Northwestern University’s independent and student-run newspaper, The Daily Northwestern, is facing immense backlash following its coverage of university-wide protests surrounding Jeff Sessions’ visit to campus. Students at the school accused the newspaper of “invading privacy,” and the editorial board responded with an apology, leaving many to question what “free press” actually means, particularly for student journalists.
As the editor-in-chief of Hofstra’s own newspaper and as a journalism student, I believe The Daily Northwestern didn’t do anything wrong. Their reporting was responsible and ethical and held the standards of good journalism. While their statement was hard to read, as it apologizes for the basic principles of journalism, we are also very removed from the situation. We aren’t experiencing what these student journalists are experiencing in their classrooms, we aren’t hearing what they hear around campus or reading what they see online.
It’s a different world for student journalists. At the end of the day, we are students too. We live and attend classes on the same campus that we are reporting on. We interact with students that we write about. It’s an incredibly hard, often thankless and exhausting job. It puts us in a unique position. We must constantly be cognizant of our community and of the impact we have on students, editors and the university as a whole. Writing on a college campus should be taken on a case-by-case basis, since the reporters can’t always separate themselves from the situations they are writing about. Student journalists are learning in the moment. We are going to make mistakes.

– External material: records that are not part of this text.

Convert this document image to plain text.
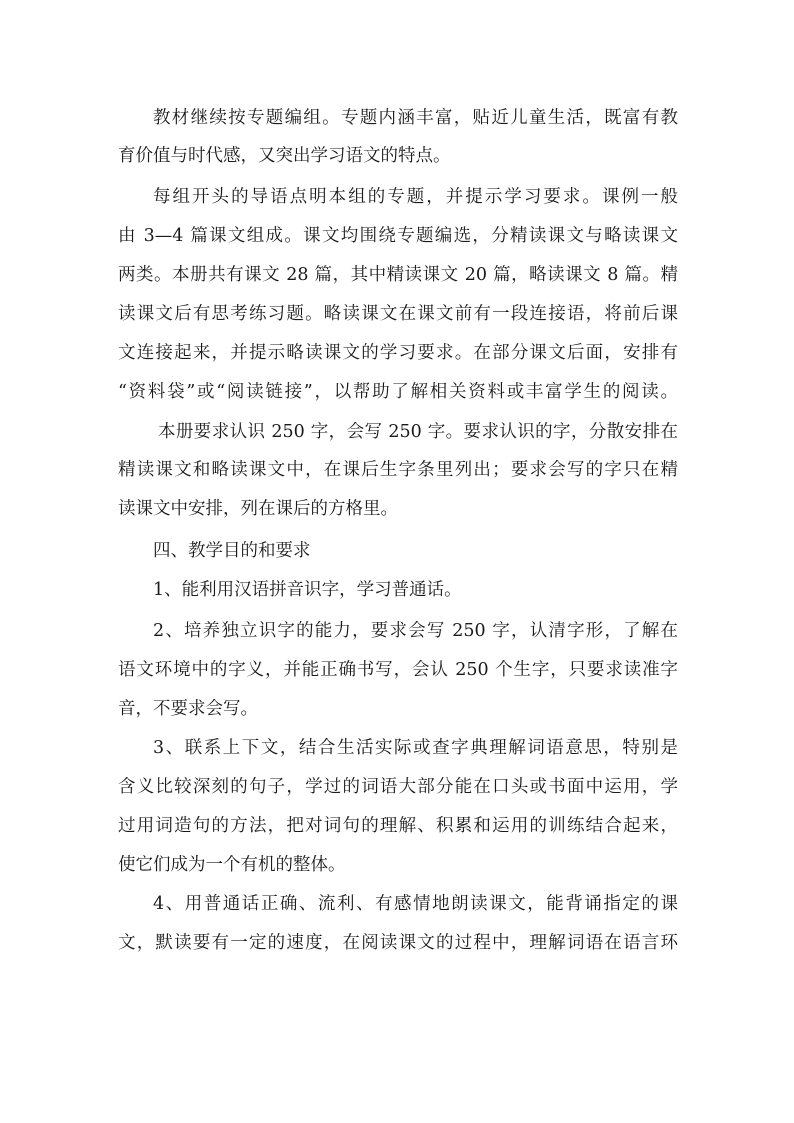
教材继续按专题编组。专题内涵丰富，贴近儿童生活，既富有教
育价值与时代感，又突出学习语文的特点。
每组开头的导语点明本组的专题，并提示学习要求。课例一般
由 3—4 篇课文组成。课文均围绕专题编选，分精读课文与略读课文
两类。本册共有课文 28 篇，其中精读课文 20 篇，略读课文 8 篇。精
读课文后有思考练习题。略读课文在课文前有一段连接语，将前后课
文连接起来，并提示略读课文的学习要求。在部分课文后面，安排有
“资料袋”或“阅读链接”，以帮助了解相关资料或丰富学生的阅读。
本册要求认识 250 字，会写 250 字。要求认识的字，分散安排在
精读课文和略读课文中，在课后生字条里列出；要求会写的字只在精
读课文中安排，列在课后的方格里。
四、教学目的和要求
1、能利用汉语拼音识字，学习普通话。
2、培养独立识字的能力，要求会写 250 字，认清字形，了解在
语文环境中的字义，并能正确书写，会认 250 个生字，只要求读准字
音，不要求会写。
3、联系上下文，结合生活实际或查字典理解词语意思，特别是
含义比较深刻的句子，学过的词语大部分能在口头或书面中运用，学
过用词造句的方法，把对词句的理解、积累和运用的训练结合起来，
使它们成为一个有机的整体。
4、用普通话正确、流利、有感情地朗读课文，能背诵指定的课
文，默读要有一定的速度，在阅读课文的过程中，理解词语在语言环
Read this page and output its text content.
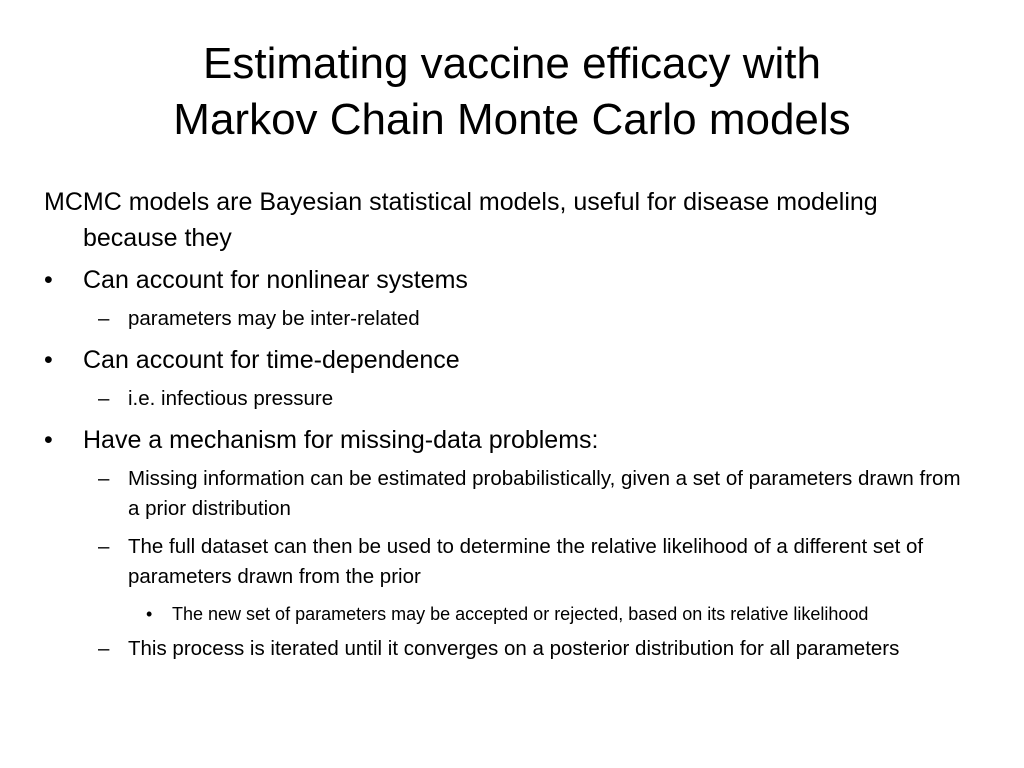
Estimating vaccine efficacy with
Markov Chain Monte Carlo models

MCMC models are Bayesian statistical models, useful for disease modeling because they

• Can account for nonlinear systems
– parameters may be inter-related
• Can account for time-dependence
– i.e. infectious pressure
• Have a mechanism for missing-data problems:
– Missing information can be estimated probabilistically, given a set of parameters drawn from a prior distribution
– The full dataset can then be used to determine the relative likelihood of a different set of parameters drawn from the prior
• The new set of parameters may be accepted or rejected, based on its relative likelihood
– This process is iterated until it converges on a posterior distribution for all parameters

Some of the criticism that the editorial board is facing is ridiculous. Professionals in the field are taking to Twitter to call the apology, “deeply embarrassing,” “satir[ical]” and “pathetic.” Students make mistakes. That’s what college is for. We are here to learn and to absorb as much as possible from our experience.
What could have been a great teaching moment between professionals and students turned into a cyber-attack. What appalls me is that those professionals who were so quick to tweet about the situation were once student journalists too. Covering protests, marginalized communities, controversy and traumatic events are things that journalists struggle with every single day. Covering those things on a college campus, when you’re writing about the community you are a part of, is incredibly hard.

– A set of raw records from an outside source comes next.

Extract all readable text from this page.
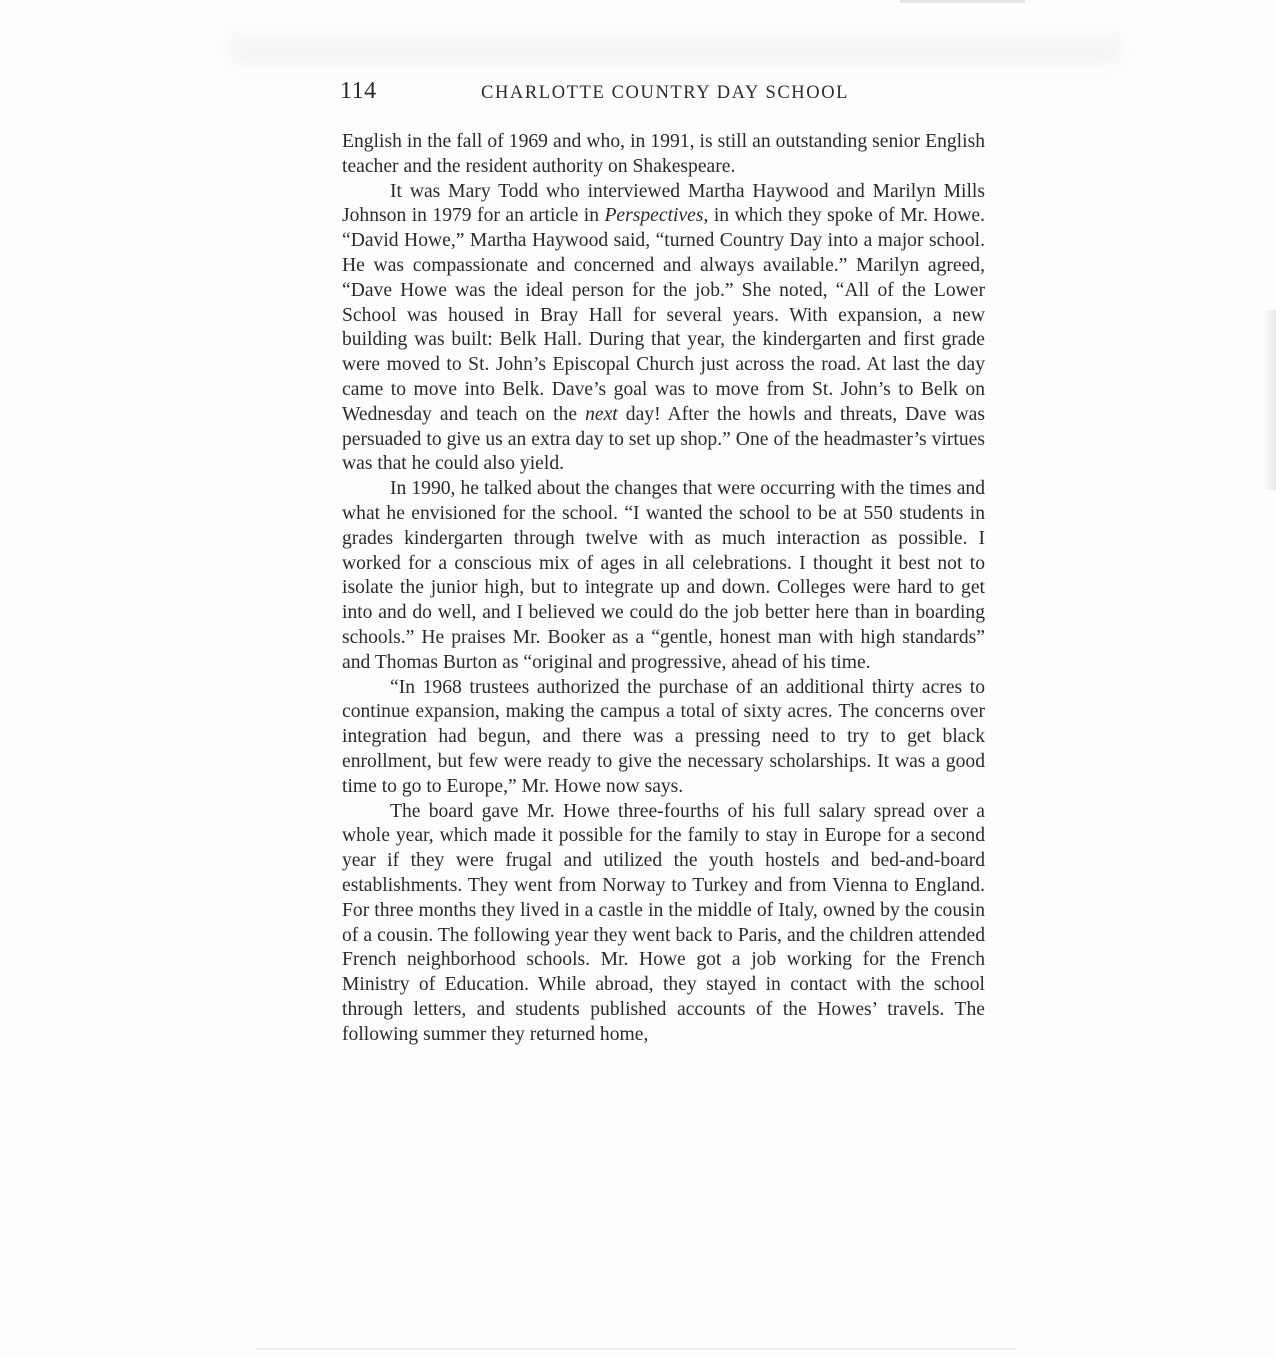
114	CHARLOTTE COUNTRY DAY SCHOOL

English in the fall of 1969 and who, in 1991, is still an outstanding senior English teacher and the resident authority on Shakespeare.

It was Mary Todd who interviewed Martha Haywood and Marilyn Mills Johnson in 1979 for an article in Perspectives, in which they spoke of Mr. Howe. “David Howe,” Martha Haywood said, “turned Country Day into a major school. He was compassionate and concerned and always available.” Marilyn agreed, “Dave Howe was the ideal person for the job.” She noted, “All of the Lower School was housed in Bray Hall for several years. With expansion, a new building was built: Belk Hall. During that year, the kindergarten and first grade were moved to St. John’s Episcopal Church just across the road. At last the day came to move into Belk. Dave’s goal was to move from St. John’s to Belk on Wednesday and teach on the next day! After the howls and threats, Dave was persuaded to give us an extra day to set up shop.” One of the headmaster’s virtues was that he could also yield.

In 1990, he talked about the changes that were occurring with the times and what he envisioned for the school. “I wanted the school to be at 550 students in grades kindergarten through twelve with as much interaction as possible. I worked for a conscious mix of ages in all celebrations. I thought it best not to isolate the junior high, but to integrate up and down. Colleges were hard to get into and do well, and I believed we could do the job better here than in boarding schools.” He praises Mr. Booker as a “gentle, honest man with high standards” and Thomas Burton as “original and progressive, ahead of his time.

“In 1968 trustees authorized the purchase of an additional thirty acres to continue expansion, making the campus a total of sixty acres. The concerns over integration had begun, and there was a pressing need to try to get black enrollment, but few were ready to give the necessary scholarships. It was a good time to go to Europe,” Mr. Howe now says.

The board gave Mr. Howe three-fourths of his full salary spread over a whole year, which made it possible for the family to stay in Europe for a second year if they were frugal and utilized the youth hostels and bed-and-board establishments. They went from Norway to Turkey and from Vienna to England. For three months they lived in a castle in the middle of Italy, owned by the cousin of a cousin. The following year they went back to Paris, and the children attended French neighborhood schools. Mr. Howe got a job working for the French Ministry of Education. While abroad, they stayed in contact with the school through letters, and students published accounts of the Howes’ travels. The following summer they returned home,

There is no specific set of rules or guidelines that student journalists must follow. Often, they are left to make decisions quickly and independently. The students on staff at The Daily Northwestern did not need to apologize, nor did they owe anyone an apology. We could blame it on a lack of guidance, a quick loss of judgement, or we could try to put ourselves in those students’ shoes and realize that they just want all members of the community at Northwestern to feel welcome and safe.
We need student journalists like those on staff at The Daily. We need them now more than ever. To attack them, criticize them or analyze their decision seems outlandish because I can’t guarantee that as editor-in-chief of this paper, I wouldn’t do the same thing if this happened at Hofstra.
I see it day in and day out of our own newsroom as members of the editorial board here at The Chronicle juggle internships, a heavy course load, a social life and their membership in other student organizations. They still bring their all each week, manage a large staff, edit numerous articles and lay out the paper. They do so because they care. They care about the community, about fighting for what’s right and about being a strong voice for the student population, and I am humbled and proud to work with them each week.
Student journalism is important. Give us a break.